Federal prosecutors are recommending an eight-year prison term for an off-duty police officer who was convicted by a jury of storming of the US Capitol to prevent Congress from certifying President Joe Biden’s 2020 election victory.
Former Rocky Mount Police Sgt. Thomas Robertson used his law enforcement training to block police officers trying to protect the Capitol from a mob attack on January 6, 2021, prosecutors said in a court held on Thursday in support of their criminal advice.
“Instead of using his training and power to advance the public interest, he sought to overthrow the government,” they wrote.
An eight-year prison sentence would be the longest of hundreds of cases of rioting in the Capitol. The longest to date is seven years and three months before Guy Refitta Texas man who attacked the Capitol while armed with a pistol in a holster.
U.S. District Judge Christopher Cooper will sentence Robertson next Thursday. Prosecutors also asked the judge to sentence Robertson to three years of supervised release from prison.
Robertson’s attorney, Mark Rollins, is… looking for a sentence under a sentence of 27 to 33 months of imprisonment. Prosecutors estimate a range of sentencing guidelines from 87 months to 108 months, but Cooper is not bound by any of those estimates or recommendations.
Robertson did not testify at his trial before a jury in April convicted him on all six charges in his indictment, including charges that he interfered with police officers at the Capitol and entered a restricted area with a dangerous weapon, a large wooden stick.
Robertson’s lawyers said the US military veteran used the cane to help him walk because he limped from a gunshot to the right thigh while working as a private contractor for the US Department of Defense in Afghanistan in 2011.
In their sentencing note, prosecutors accused Robertson of lying about his military service. Robertson identified himself on his resume as a graduate of a US Army Ranger school, but his official military records do not support that claim, prosecutors said. They said Robertson also lied to a reporter about receiving a Purple Heart.
Robertson’s jury trial was the second for a Capitol riot. Reffitt’s was the first. Jurors unanimously convicted seven riot defendants on all charges in their respective indictments.
Robertson traveled to Washington, DC on the morning of January 6 with colleague Jacob Fracker and a third man, a neighbor. Fracker was also an off-duty Rocky Mount police officer. He would face trial alongside Robertson before pleading guilty to a conspiracy charge and agreeing to cooperate with authorities.

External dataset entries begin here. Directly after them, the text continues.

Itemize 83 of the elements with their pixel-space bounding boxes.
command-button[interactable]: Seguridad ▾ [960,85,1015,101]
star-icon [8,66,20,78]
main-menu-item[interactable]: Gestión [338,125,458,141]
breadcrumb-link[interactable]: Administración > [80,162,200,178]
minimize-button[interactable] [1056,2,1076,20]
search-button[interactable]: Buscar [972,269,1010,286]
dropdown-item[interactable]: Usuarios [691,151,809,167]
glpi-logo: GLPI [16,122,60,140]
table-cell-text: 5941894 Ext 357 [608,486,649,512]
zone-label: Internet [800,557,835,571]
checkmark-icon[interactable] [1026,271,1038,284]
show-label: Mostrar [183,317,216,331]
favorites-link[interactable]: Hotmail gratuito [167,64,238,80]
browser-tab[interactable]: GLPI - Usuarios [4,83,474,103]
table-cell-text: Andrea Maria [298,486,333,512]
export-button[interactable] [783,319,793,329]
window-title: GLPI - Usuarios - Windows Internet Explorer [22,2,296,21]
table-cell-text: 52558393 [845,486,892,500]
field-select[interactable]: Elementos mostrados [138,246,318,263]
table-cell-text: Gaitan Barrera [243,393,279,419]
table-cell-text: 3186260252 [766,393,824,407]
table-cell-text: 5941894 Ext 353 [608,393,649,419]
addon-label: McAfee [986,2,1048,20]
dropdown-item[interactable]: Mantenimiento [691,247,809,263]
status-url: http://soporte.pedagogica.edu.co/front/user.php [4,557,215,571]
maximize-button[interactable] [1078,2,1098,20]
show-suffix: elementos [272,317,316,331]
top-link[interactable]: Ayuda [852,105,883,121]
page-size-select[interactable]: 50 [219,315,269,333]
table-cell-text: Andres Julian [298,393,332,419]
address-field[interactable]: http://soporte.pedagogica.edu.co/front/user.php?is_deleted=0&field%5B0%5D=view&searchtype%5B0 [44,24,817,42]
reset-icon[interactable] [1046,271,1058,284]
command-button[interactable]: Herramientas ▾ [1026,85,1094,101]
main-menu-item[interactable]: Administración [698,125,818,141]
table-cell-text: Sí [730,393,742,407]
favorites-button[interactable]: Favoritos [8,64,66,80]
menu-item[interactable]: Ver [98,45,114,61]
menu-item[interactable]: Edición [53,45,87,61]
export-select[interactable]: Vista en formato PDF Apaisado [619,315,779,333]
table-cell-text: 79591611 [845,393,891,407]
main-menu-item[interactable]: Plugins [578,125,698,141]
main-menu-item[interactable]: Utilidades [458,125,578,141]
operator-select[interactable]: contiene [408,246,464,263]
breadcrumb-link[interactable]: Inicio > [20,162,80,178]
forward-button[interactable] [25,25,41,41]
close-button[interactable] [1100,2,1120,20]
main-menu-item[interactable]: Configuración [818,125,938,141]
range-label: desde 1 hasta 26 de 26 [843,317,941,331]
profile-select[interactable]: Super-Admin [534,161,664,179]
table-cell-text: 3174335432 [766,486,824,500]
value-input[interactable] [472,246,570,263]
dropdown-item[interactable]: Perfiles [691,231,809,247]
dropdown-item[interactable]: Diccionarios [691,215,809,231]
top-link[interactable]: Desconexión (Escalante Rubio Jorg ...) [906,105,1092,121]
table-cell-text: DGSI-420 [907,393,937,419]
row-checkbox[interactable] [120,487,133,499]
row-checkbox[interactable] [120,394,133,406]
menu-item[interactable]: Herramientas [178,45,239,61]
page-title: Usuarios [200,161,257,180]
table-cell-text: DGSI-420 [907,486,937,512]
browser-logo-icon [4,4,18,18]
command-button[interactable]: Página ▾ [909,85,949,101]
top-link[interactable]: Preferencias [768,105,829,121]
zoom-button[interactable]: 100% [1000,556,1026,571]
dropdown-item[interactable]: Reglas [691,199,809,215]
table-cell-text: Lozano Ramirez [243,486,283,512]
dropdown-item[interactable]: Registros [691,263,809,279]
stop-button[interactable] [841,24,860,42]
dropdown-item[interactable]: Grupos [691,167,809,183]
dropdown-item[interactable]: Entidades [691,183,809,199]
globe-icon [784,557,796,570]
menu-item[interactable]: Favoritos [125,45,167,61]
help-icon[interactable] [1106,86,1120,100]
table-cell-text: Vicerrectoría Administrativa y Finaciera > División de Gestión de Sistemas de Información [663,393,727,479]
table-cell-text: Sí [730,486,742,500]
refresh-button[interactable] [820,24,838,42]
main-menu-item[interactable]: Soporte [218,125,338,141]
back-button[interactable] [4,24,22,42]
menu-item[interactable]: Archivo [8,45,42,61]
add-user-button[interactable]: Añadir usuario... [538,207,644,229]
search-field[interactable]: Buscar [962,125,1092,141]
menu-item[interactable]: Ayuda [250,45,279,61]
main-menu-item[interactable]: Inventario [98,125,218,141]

Fracker testified at Robertson’s trial that he initially believed he was only committing an offense when he entered the Capitol. But he eventually pleaded guilty to conspiring with Robertson to obstruct Congress.
Robertson’s lawyers admitted he broke the law when he entered the Capitol during the riots. They encouraged jurors to convict Robertson of felonies but acquit him of charges.
Jurors saw some of Robertson’s posts on social media before and after the Capitol riots. In a Facebook post on Nov. 7, 2020, Robertson said that “fraud disenfranchised is my hardline.”
“I have spent most of my adult life fighting an insurgency. (I’m about to be a part of it, and a very effective one,” he wrote.
In a letter to the judgeRobertson said he takes full responsibility for his actions on Jan. 6 and “all the bad decisions I’ve made.” He attributes the vicious content of his social media posts to a mix of stress, alcohol abuse and “immersion in the deep ‘rabbit dens’ of election conspiracy theory.”
“I was drinking too much at night and commenting on articles and sites given to me by Facebook algorithms,” he wrote.
The city fired Robertson and Fracker after the riots. Rocky Mount is located about 25 miles south of Roanoke and has a population of about 5,000.
Robertson has been imprisoned since Cooper ruled last year that he had violated the terms of his parole by possessing firearms.
About 850 people have been charged with federal crimes for their behavior on Jan. 6. More than 350 of them have pleaded guilty, mainly to felonies, and more than 220 have been convicted so far.